Fernando Sátiro

Personal information
- Full name: Fernando Cordeiro Sátiro
- Date of birth: 4 June 1937
- Place of birth: Fortaleza, Ceará, Brazil
- Date of death: 16 March 2025 (aged 87)
- Place of death: Fortaleza, Ceará, Brazil
- Position: Midfielder

Youth career
- –1954: Gentilândia

Senior career*
- Years: Team / Apps / (Gls)
- 1954–1958: Gentilândia
- 1958: → Ceará (loan)
- 1958–1961: São Paulo / 93 / (2)
- 1961–1963: XV de Piracicaba
- 1963–1965: Ferroviária
- 1966–1967: Fortaleza
- 1967: Uberaba

= Fernando Sátiro =

Brazilian footballer (1937–2025)

Fernando Cordeiro Sátiro (4 June 1937 – 16 March 2025) was a Brazilian professional footballer, who played as a midfielder.

==Career==
Champion for the modest Gentilândia in 1956, right midfielder Sátiro was the biggest highlight of that team.
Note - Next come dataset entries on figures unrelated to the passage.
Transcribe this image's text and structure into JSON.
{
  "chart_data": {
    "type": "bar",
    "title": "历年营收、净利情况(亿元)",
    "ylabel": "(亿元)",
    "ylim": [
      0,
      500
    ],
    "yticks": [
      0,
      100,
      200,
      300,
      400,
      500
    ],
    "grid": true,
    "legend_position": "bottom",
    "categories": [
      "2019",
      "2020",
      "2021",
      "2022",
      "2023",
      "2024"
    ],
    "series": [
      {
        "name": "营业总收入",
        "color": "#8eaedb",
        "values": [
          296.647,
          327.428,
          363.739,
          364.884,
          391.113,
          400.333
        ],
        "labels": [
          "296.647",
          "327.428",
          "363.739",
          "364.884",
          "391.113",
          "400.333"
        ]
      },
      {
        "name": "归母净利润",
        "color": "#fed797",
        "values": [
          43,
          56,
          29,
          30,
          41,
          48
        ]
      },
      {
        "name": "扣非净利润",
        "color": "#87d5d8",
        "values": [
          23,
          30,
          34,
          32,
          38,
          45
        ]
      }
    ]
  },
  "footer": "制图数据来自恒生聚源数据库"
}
Loaned to Ceará, he stood out in a friendly game against São Paulo, and his signing was therefore requested. Sátiro was present at the opening game of the Estádio do Morumbi, and provided the assist for Peixinho's goal.

==Death==
Sátiro died at his home in the city of Fortaleza, on 16 March 2025, at the age of 87.